I’m delighted to be judging the Credo Digital Award for Information Literacy again. The award recognises the work of an individual or group, from any sector, who have produced a creative, innovative, and effective digital educational resource for promoting Information Literacy. Entries are due in by 5pm (GMT) on the 3rd March, so get your nominations in asap.
I’ll also be delivering the opening keynote, and I’ll be speaking about Open Educational Practice – what it means and why it is important to every one who supports information literacy:
Libraries as spaces and librarians and information professionals play a critical role in ensuring access to knowledge and information, and supporting meaningfully access that information. As such, they are on the front line of open education.
Josie Fraser, an educational technologist who has worked with schools, colleges, universities and government in relation to organisational and staff development, will look at why open education is a key component of information literacy.

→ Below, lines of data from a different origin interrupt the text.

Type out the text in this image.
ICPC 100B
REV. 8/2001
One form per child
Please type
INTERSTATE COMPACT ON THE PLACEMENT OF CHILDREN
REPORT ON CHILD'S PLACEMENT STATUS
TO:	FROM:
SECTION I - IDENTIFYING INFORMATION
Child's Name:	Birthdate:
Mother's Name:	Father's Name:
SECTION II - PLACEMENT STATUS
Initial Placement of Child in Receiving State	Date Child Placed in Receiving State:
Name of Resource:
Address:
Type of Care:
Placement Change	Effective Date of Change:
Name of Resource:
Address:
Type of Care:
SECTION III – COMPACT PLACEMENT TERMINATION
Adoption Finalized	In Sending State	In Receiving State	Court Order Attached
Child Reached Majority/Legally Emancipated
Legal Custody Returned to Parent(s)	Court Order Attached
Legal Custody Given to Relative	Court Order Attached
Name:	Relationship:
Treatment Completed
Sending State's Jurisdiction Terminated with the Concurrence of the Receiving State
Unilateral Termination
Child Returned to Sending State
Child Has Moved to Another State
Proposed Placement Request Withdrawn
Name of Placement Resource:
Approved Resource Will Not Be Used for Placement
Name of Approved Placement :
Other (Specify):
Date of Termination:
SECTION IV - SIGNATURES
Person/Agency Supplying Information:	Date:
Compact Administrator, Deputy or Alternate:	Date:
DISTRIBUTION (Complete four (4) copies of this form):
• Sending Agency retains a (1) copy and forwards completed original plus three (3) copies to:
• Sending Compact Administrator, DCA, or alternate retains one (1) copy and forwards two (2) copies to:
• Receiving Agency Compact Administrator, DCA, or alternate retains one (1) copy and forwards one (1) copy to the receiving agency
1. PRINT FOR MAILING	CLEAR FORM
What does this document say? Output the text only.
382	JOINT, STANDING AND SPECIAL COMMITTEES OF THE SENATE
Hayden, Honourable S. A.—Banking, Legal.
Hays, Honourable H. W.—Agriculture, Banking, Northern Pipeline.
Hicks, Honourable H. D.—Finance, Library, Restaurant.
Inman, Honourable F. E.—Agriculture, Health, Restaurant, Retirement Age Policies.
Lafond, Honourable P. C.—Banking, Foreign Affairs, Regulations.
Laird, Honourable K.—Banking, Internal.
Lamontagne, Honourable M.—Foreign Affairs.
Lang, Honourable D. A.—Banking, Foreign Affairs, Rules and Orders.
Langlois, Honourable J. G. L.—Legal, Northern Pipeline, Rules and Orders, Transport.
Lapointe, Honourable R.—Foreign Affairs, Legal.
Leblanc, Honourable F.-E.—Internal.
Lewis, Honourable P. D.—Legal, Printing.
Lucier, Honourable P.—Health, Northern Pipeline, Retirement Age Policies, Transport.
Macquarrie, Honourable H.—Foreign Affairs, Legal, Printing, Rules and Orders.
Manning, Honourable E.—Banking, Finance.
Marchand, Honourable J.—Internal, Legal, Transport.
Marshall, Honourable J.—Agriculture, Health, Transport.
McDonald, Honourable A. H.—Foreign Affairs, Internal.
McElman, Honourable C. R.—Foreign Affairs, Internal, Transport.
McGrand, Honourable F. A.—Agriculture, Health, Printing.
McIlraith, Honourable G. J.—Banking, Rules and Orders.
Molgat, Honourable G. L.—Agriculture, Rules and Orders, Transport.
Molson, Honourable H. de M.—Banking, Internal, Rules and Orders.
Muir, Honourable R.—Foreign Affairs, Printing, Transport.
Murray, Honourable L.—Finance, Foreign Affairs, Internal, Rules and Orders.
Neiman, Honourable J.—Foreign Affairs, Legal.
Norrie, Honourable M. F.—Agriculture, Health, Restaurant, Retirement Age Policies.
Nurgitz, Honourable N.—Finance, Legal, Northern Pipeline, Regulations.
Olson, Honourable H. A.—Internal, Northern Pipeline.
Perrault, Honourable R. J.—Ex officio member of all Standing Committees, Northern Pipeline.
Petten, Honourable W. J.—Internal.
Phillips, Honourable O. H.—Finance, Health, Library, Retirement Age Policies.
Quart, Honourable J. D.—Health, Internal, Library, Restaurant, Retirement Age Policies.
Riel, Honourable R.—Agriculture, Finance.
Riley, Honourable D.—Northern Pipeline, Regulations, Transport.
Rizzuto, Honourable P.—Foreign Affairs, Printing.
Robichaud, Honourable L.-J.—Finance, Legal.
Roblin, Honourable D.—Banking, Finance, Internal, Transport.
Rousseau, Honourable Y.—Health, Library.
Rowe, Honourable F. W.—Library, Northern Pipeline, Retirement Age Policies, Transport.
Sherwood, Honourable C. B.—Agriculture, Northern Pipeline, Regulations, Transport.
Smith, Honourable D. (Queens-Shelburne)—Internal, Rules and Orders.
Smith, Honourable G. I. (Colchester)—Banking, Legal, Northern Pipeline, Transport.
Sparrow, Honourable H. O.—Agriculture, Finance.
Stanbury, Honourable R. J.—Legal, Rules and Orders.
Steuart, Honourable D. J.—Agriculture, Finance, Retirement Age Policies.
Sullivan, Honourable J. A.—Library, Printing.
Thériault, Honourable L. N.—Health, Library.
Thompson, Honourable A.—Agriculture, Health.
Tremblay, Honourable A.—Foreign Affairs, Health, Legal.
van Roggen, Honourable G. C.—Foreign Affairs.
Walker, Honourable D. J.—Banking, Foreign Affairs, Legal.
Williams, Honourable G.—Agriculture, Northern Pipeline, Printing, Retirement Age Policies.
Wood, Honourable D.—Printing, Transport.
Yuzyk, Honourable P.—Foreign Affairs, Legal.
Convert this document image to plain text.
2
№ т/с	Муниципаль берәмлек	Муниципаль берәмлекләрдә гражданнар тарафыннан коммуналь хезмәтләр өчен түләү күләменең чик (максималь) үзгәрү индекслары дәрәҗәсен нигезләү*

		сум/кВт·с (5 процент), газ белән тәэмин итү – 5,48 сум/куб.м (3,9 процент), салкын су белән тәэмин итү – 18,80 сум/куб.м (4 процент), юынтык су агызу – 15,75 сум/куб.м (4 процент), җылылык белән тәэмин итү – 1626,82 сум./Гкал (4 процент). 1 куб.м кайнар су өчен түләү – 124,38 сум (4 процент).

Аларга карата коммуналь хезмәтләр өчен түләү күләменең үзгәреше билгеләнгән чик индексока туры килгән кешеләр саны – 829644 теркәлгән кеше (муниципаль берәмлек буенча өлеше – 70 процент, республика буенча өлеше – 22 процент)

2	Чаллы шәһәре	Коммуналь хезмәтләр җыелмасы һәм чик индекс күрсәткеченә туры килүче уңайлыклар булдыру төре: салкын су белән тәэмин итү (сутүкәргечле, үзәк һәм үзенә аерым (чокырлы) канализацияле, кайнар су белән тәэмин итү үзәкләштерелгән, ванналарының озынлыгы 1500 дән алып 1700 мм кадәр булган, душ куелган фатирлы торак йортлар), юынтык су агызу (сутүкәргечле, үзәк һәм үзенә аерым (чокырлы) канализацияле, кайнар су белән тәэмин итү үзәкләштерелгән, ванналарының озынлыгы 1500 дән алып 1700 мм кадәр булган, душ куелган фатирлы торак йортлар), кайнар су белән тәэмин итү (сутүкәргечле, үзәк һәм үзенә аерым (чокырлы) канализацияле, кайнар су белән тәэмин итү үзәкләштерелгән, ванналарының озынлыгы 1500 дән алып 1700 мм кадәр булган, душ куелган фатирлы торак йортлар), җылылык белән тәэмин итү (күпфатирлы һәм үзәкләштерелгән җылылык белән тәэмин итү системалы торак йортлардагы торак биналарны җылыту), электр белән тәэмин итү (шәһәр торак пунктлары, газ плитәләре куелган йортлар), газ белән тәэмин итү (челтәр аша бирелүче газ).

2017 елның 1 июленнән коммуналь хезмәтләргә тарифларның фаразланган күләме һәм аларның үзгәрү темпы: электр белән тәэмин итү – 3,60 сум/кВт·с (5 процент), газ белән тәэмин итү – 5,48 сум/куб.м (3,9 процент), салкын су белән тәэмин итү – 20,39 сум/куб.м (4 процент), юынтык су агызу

Her keynote will explore what open educational practice is, and look at how libraries and information professionals are leading the way.
Drawing on her experience of working with educators to support their understanding and use of open educational resources, she will look at the difference that an explicit incorporation of open education can make to learners and professional practice. Understanding and engaging with open education can help librarians and info professionals better support the information literacy of ‘info civilians’ and organisational aspirations with respect to making innovative and effective use of technologies.
At a time when keeping the library open is becoming more and more difficult, Josie will argue that understanding open practice represents a necessity for everyone concerned with information literacy education.